“Maintenant, il faut passer un cap”, Valentin Vacherot prêt à faire trembler le Rocher à Monte-Carlo

“Maintenant, il faut passer un cap”, Valentin Vacherot prêt à faire trembler le Rocher à Monte-Carlo
Photo : Instagram Valentin Vacherot 

Figure locale du Rolex Monte-Carlo Masters, Valentin Vacherot s’apprête, ce lundi 06 avril, à entamer le tournoi de son enfance en tant que tête de série.

Une première et un nouveau statut pour le Monégasque, hors du top 200 il y a encore six mois.

La fusée Artemis 2 a décollé il y a quelques jours en direction de la Lune, Valentin Vacherot a lui pris son envol à l’automne dernier à Shanghai, en remportant le Masters 1000 face à son cousin, le Varois Arthur Rinderknech (4-6, 6-3, 6-4). Ce qui lui a permis d’intégrer le top 50 avant de poursuivre sur son élan en 2026.

Actuellement 23e mondial, son meilleur classement en carrière, le Monégasque se sent "prêt" physiquement à l’aube de cette saison sur terre battue, un aspect "essentiel" de son jeu. Pour lui, la transition entre le dur et l’ocre se fait naturellement. “Je suis né sur terre battue”, lâche-t-il, après avoir fait ses armes sur les courts du Monte-Carlo Country Club. Chaque recoin lui est familier : “les vestiaires, les parkings, je les connais par cœur. Et là, tout est transformé pour le tournoi. C’est un truc de dingue. Mais la chose qui ne change pas, c’est que je suis comme un enfant de revenir jouer ici.”
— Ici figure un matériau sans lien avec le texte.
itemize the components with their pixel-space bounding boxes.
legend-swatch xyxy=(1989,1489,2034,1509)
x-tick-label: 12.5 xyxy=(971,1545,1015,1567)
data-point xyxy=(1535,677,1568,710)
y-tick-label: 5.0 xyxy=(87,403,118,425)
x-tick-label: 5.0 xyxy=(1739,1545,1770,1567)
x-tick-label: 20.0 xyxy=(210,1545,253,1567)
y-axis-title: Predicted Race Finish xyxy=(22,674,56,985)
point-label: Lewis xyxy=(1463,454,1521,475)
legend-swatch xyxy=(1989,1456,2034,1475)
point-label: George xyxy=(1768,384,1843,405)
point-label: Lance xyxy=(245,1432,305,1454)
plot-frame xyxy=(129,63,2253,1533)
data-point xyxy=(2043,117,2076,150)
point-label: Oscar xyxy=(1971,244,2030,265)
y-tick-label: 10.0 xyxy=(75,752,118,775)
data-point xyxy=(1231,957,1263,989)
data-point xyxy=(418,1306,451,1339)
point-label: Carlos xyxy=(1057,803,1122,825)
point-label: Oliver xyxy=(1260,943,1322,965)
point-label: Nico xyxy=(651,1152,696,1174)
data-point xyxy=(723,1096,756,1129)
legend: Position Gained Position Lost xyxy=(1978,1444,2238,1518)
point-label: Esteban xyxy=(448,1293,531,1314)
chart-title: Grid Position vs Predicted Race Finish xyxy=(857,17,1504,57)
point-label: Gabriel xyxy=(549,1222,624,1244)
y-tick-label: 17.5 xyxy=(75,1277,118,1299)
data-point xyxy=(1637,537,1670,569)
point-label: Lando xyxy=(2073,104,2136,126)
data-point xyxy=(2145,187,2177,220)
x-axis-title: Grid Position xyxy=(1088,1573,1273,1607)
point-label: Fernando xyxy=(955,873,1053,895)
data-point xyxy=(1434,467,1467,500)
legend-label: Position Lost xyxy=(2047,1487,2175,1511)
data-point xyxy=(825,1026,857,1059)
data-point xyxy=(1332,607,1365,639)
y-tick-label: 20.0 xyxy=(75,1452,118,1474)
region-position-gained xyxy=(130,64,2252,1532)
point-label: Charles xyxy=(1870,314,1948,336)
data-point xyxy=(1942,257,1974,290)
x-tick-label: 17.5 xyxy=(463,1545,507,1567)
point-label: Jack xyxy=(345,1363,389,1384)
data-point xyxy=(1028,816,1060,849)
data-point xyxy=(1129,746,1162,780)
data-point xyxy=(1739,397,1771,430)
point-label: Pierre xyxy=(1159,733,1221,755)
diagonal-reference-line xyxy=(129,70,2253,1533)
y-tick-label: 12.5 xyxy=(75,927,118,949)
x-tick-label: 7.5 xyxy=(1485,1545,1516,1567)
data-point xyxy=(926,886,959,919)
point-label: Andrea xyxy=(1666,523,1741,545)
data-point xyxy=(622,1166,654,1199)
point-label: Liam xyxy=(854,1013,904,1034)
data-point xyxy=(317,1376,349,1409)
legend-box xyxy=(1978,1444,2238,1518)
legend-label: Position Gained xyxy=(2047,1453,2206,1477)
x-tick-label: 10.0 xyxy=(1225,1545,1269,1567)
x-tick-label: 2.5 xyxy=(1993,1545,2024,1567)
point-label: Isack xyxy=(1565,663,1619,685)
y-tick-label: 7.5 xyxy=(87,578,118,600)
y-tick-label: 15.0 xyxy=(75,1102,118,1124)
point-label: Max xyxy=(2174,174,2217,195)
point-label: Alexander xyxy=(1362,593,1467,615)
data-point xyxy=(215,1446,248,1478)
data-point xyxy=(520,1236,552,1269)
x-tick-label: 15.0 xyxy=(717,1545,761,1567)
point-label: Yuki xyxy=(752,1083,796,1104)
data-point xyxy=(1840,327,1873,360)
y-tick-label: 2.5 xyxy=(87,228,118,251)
Il s’attend aussi à être galvanisé par le public. “J’ai joué très jeune dans des ambiances avec du public. Au début, c’était difficile, mais j’ai appris à en tirer du positif. Aujourd’hui, j’adore les ambiances chaudes, comme en Coupe Davis. Ici, ça a été dur au début, mais depuis deux ans, ça va mieux.”
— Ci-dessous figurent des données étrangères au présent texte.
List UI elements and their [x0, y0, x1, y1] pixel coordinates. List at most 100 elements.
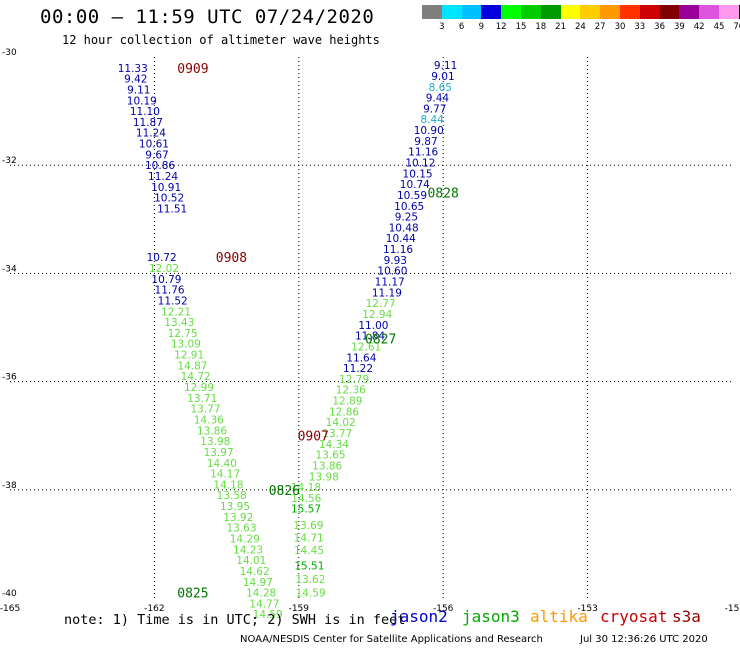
color-swatch — [738, 5, 740, 19]
wave-height-value: 14.87 — [177, 360, 207, 372]
wave-height-value: 12.94 — [362, 309, 392, 321]
wave-height-value: 9.01 — [431, 71, 454, 83]
wave-height-value: 8.65 — [429, 82, 452, 94]
legend-s3a: s3a — [672, 607, 701, 626]
y-tick-label: -36 — [2, 373, 17, 383]
wave-height-value: 11.10 — [130, 106, 160, 118]
wave-height-value: 14.34 — [319, 439, 349, 451]
wave-height-value: 8.44 — [420, 114, 444, 126]
wave-height-value: 11.51 — [157, 203, 187, 215]
pass-time-label: 0825 — [177, 587, 208, 602]
footnote: note: 1) Time is in UTC; 2) SWH is in fe… — [64, 612, 406, 628]
wave-height-value: 12.75 — [168, 328, 198, 340]
x-tick-label: -159 — [289, 604, 310, 614]
color-scale-label: 6 — [458, 22, 465, 32]
wave-height-value: 14.28 — [246, 588, 276, 600]
wave-height-value: 11.22 — [343, 363, 373, 375]
legend-cryosat: cryosat — [600, 607, 668, 626]
wave-height-value: 13.63 — [226, 523, 256, 535]
wave-height-value: 11.84 — [355, 331, 385, 343]
wave-height-value: 11.16 — [408, 147, 438, 159]
wave-height-value: 13.62 — [295, 574, 325, 586]
wave-height-value: 13.86 — [312, 460, 342, 472]
color-swatch — [619, 5, 640, 19]
pass-time-label: 0909 — [177, 62, 208, 77]
wave-height-value: 14.56 — [291, 493, 321, 505]
wave-height-value: 10.12 — [405, 157, 435, 169]
color-swatch — [422, 5, 442, 19]
wave-height-value: 14.02 — [326, 417, 356, 429]
wave-height-value: 14.59 — [253, 609, 283, 621]
chart-subtitle: 12 hour collection of altimeter wave hei… — [62, 33, 380, 47]
wave-height-value: 11.64 — [346, 352, 376, 364]
wave-height-value: 14.17 — [210, 469, 240, 481]
wave-height-value: 12.99 — [184, 382, 214, 394]
wave-height-value: 11.87 — [133, 117, 163, 129]
wave-height-value: 11.24 — [148, 171, 178, 183]
wave-height-value: 11.76 — [155, 285, 185, 297]
wave-height-value: 10.86 — [145, 160, 175, 172]
wave-height-value: 13.43 — [164, 317, 194, 329]
color-swatch — [481, 5, 502, 19]
legend-altika: altika — [530, 607, 588, 626]
wave-height-value: 10.59 — [397, 190, 427, 202]
wave-height-value: 10.79 — [151, 274, 181, 286]
color-scale-label: 45 — [713, 22, 725, 32]
wave-height-value: 12.91 — [174, 350, 204, 362]
color-scale-label: 70 — [733, 22, 740, 32]
wave-height-value: 12.36 — [336, 385, 366, 397]
color-swatch — [560, 5, 581, 19]
wave-height-value: 14.36 — [194, 414, 224, 426]
wave-height-value: 12.02 — [149, 263, 179, 275]
wave-height-value: 14.77 — [249, 598, 279, 610]
wave-height-value: 13.98 — [200, 436, 230, 448]
wave-height-value: 12.86 — [329, 406, 359, 418]
color-scale-label: 42 — [693, 22, 705, 32]
color-scale-label: 33 — [634, 22, 646, 32]
color-scale-label: 15 — [515, 22, 527, 32]
y-tick-label: -30 — [2, 48, 17, 58]
x-tick-label: -165 — [0, 604, 20, 614]
wave-height-value: 11.17 — [375, 277, 405, 289]
color-swatch — [679, 5, 700, 19]
wave-height-value: 14.40 — [207, 458, 237, 470]
color-swatch — [659, 5, 680, 19]
color-swatch — [540, 5, 561, 19]
wave-height-value: 13.71 — [187, 393, 217, 405]
wave-height-value: 14.72 — [181, 371, 211, 383]
wave-height-value: 13.77 — [190, 404, 220, 416]
color-scale-label: 9 — [478, 22, 485, 32]
color-swatch — [600, 5, 620, 19]
x-tick-label: -156 — [433, 604, 454, 614]
x-tick-label: -15 — [725, 604, 740, 614]
color-scale-label: 24 — [574, 22, 586, 32]
color-scale-label: 21 — [555, 22, 567, 32]
wave-height-value: 10.48 — [389, 222, 419, 234]
timestamp: Jul 30 12:36:26 UTC 2020 — [580, 634, 708, 645]
legend-jason2: jason2 — [390, 607, 448, 626]
wave-height-value: 10.60 — [377, 266, 407, 278]
wave-height-value: 11.00 — [358, 320, 388, 332]
wave-height-value: 10.15 — [403, 168, 433, 180]
wave-height-value: 14.23 — [233, 544, 263, 556]
wave-height-value: 9.67 — [145, 149, 168, 161]
y-tick-label: -34 — [2, 264, 17, 274]
wave-height-value: 13.97 — [204, 447, 234, 459]
wave-height-value: 10.19 — [127, 95, 157, 107]
y-tick-label: -40 — [2, 589, 17, 599]
wave-height-value: 11.16 — [383, 244, 413, 256]
wave-height-value: 14.45 — [294, 545, 324, 557]
wave-height-value: 9.25 — [395, 212, 418, 224]
color-scale-label: 18 — [535, 22, 547, 32]
wave-height-value: 11.19 — [372, 287, 402, 299]
wave-height-value: 13.86 — [197, 425, 227, 437]
color-scale-label: 30 — [614, 22, 626, 32]
wave-height-value: 14.18 — [291, 482, 321, 494]
color-scale-label: 3 — [439, 22, 445, 32]
color-swatch — [580, 5, 601, 19]
wave-height-value: 13.95 — [220, 501, 250, 513]
wave-height-value: 12.77 — [366, 298, 396, 310]
wave-height-value: 10.44 — [386, 233, 416, 245]
wave-height-value: 15.57 — [291, 504, 321, 516]
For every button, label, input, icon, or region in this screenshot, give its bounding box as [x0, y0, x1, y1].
"Même en étant 23e aujourd’hui, on veut toujours plus"

À 27 ans, Valentin Vacherot a trouvé son équilibre et veut tutoyer les étoiles. “Personnellement, tennistiquement, tout va bien. Mais c’est le tennis : même en étant 23e aujourd’hui, on veut toujours plus. C’est la vie d’un athlète. Maintenant, il faut passer un cap : aller chercher des demies, des finales… pourquoi pas un titre.” Ces dernières semaines, le Monégasque a démontré sa régularité : il atteint le 3e tour à l’Open d’Australie, les quarts de finale à Acapulco et un huitième de finale à Miami.
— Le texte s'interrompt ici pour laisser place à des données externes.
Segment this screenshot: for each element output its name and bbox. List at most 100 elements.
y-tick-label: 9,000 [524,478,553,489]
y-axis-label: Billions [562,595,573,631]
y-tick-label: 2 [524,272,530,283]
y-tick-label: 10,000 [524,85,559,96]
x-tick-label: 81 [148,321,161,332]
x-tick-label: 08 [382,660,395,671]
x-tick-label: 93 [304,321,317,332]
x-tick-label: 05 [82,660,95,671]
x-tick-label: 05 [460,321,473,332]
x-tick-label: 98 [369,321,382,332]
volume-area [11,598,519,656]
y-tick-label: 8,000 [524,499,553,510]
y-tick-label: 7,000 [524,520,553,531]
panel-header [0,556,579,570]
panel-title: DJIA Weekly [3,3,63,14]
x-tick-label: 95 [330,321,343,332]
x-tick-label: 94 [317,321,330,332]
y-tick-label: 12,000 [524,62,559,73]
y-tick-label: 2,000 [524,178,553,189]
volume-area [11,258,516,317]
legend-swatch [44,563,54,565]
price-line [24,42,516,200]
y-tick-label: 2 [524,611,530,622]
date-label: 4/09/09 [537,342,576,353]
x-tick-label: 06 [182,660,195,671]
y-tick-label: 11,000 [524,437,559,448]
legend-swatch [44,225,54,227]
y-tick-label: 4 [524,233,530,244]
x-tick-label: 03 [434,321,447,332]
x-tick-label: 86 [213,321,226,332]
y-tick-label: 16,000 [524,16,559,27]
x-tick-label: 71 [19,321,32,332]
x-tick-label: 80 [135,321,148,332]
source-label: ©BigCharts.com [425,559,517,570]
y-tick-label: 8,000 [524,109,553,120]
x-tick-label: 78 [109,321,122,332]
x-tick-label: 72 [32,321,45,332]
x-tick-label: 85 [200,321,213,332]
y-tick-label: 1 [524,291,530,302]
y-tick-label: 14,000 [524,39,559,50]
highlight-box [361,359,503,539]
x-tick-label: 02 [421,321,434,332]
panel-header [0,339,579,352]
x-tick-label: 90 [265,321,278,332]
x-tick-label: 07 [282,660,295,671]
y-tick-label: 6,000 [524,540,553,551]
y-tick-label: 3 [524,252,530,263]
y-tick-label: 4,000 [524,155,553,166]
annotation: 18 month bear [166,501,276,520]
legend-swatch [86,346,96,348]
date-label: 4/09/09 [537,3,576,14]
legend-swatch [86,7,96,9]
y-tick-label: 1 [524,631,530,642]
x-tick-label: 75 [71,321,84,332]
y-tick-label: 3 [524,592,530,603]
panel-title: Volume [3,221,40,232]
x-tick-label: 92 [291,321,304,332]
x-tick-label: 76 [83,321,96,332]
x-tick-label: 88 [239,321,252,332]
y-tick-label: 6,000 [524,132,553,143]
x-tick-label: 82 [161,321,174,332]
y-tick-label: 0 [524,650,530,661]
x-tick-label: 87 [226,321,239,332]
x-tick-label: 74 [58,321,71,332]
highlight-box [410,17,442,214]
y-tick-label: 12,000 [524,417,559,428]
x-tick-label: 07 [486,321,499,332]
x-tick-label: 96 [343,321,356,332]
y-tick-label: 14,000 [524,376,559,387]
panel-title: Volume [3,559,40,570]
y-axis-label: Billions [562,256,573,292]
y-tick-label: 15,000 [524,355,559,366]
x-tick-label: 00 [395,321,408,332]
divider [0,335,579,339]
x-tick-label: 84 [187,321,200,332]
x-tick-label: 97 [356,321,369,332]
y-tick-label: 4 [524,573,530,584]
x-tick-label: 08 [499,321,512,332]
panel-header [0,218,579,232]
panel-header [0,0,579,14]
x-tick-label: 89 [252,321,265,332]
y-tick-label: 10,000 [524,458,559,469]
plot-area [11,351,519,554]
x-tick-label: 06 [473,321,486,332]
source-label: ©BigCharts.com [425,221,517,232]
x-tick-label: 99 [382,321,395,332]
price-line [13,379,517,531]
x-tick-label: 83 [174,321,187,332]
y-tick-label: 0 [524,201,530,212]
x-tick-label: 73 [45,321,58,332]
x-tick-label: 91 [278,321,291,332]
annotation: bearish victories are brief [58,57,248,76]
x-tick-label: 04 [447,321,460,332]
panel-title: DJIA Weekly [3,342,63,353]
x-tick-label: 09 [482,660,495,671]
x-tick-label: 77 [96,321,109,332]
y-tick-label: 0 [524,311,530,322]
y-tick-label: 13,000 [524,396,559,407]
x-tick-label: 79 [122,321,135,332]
Pour ce 1er tour, il est opposé à un autre joueur en grande forme : Juan Manuel Cerúndolo, 67e mondial, son meilleur classement en carrière. L’Argentin, issu des qualifications, a notamment battu le Monégasque Hugo Nys (6-3, 6-3). À Valentin Vacherot de prendre une revanche pour son compatriote.